The real time web

Social networks ‘are new e-mail

Status updates on sites such as Facebook, Yammer, Twitter and Friendfeed are a new form of communication, the South by SouthWest Festival has heard.

“We are all in the process of creating e-mail 2.0,” David Sacks, founder of business social network Yammer said.

At South by Southwest now there have been so many updates made by cell phones that the AT&T 3G network is unable to keep up. One noticeable trend, there are fewer notebooks this year and more mobile devices. Most of them are posting to sites like Twitter and Facebook. Why? Because it’s real time. When something happens anywhere, it hits the real time web first. There are any number of search and filtering tools to help you track what’s happening too.

Consider what Jeff Barr, Lead Web Services Evangelist at Amazon says

I’ve been on Twitter since the end of 2006. In that time it has grown from a curiosity to a plaything to a valuable part of my business and personal life. I can’t even begin to fully enumerate the number of different ways that it has been of value to me.

He uses TweetGrid to track in real time what people are saying about six facets of Amazon Web Services. But this isn’t just for geek stuff.

DJ, who posts and comments here, makes goat cheese on his ranch in Utah. A Twitter search for “cheese making” shows a number of other cheese makers out there. You can reply to them and get a conversation going. Or check their profile and see if they have a website about it.

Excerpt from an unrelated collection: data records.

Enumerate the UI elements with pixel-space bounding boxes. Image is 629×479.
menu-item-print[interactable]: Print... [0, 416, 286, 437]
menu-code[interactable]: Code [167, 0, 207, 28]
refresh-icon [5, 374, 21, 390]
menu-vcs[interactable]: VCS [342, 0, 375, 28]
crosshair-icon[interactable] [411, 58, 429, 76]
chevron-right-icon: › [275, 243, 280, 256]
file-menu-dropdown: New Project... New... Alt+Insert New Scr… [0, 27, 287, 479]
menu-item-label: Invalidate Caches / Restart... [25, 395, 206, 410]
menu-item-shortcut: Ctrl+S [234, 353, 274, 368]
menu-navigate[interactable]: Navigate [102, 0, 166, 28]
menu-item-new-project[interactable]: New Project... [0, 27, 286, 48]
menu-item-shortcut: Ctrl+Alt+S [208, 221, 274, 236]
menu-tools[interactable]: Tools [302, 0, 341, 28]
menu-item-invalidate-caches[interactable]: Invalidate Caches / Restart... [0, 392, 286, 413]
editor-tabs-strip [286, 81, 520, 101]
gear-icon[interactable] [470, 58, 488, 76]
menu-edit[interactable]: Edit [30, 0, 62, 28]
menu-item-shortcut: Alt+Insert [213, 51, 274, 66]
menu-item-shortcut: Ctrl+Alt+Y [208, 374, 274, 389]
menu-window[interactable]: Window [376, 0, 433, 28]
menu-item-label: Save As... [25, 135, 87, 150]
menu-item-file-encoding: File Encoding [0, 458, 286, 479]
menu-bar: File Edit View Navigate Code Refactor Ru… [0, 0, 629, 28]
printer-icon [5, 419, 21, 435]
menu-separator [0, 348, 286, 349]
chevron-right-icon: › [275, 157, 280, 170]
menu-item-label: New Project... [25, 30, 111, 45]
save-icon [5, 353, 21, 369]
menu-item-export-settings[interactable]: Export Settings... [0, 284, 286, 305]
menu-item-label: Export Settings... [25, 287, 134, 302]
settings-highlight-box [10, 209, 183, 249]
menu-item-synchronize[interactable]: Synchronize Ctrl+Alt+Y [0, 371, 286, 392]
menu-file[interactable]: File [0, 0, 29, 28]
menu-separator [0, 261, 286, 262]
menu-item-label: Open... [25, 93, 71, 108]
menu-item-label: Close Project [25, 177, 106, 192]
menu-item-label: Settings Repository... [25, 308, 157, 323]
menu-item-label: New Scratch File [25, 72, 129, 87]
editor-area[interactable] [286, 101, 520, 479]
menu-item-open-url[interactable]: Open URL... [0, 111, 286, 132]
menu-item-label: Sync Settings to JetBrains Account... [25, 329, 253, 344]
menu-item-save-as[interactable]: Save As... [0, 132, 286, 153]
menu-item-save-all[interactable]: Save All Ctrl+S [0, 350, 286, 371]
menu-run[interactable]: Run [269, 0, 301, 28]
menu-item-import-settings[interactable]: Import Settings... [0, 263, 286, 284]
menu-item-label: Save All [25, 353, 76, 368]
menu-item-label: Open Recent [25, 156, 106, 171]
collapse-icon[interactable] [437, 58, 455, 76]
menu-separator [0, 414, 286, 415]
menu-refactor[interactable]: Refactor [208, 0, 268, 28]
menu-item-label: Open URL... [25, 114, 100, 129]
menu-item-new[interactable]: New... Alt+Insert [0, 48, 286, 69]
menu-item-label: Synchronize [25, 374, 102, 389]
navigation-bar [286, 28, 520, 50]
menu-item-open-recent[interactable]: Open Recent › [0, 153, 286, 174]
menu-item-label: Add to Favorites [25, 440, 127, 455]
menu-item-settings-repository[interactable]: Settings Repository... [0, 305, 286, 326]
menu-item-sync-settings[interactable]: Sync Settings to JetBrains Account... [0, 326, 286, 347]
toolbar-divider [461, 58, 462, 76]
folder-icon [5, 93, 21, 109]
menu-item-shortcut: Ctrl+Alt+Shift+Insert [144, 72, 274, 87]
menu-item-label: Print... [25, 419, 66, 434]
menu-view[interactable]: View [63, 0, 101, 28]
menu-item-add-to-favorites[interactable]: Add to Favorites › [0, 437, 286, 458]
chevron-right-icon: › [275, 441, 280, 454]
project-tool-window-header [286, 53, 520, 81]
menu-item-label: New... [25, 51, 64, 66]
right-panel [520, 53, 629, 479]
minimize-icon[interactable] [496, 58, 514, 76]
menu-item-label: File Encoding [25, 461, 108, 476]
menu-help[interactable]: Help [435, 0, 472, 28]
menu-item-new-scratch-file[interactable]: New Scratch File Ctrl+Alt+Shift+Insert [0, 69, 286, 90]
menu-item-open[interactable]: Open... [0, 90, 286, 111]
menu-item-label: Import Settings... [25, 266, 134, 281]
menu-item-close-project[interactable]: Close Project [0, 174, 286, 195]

Social networks are not just the new email, they are also the new search engine. And a way to build traffic to websites and blogs as Jesse Newhart, who did the following video, discovered when it got linked to from Twitter by Mashable. He got thousands of hits.


Jesse discusses in the video and on his blog how to use TweetDeck, an amazing, free tool that makes monitoring what’s happening on Twitter easy and simple. He follows over 15,000 people using it. I just started using TweetDeck and highly recommend it too.

I’ll be posting more about Twitter, including useful websites and tools to help you use it more effectively.

We are witnessing a paradigm shift on the Internet. The real time web is emerging and will eventually supplant and replace some existing technologies. I increasing use Twitter and Facebook to send messages rather than email. Twitter search brings more timely results than does Google. It is significant that the CEO of Google has made faintly mocking comments about Twitter lately, maybe they see what’s happening and aren’t sure what to do about it. No, Google will never go away, nor do I want it too, but the real time web will increasingly compete for and replace some (much?) of what they do.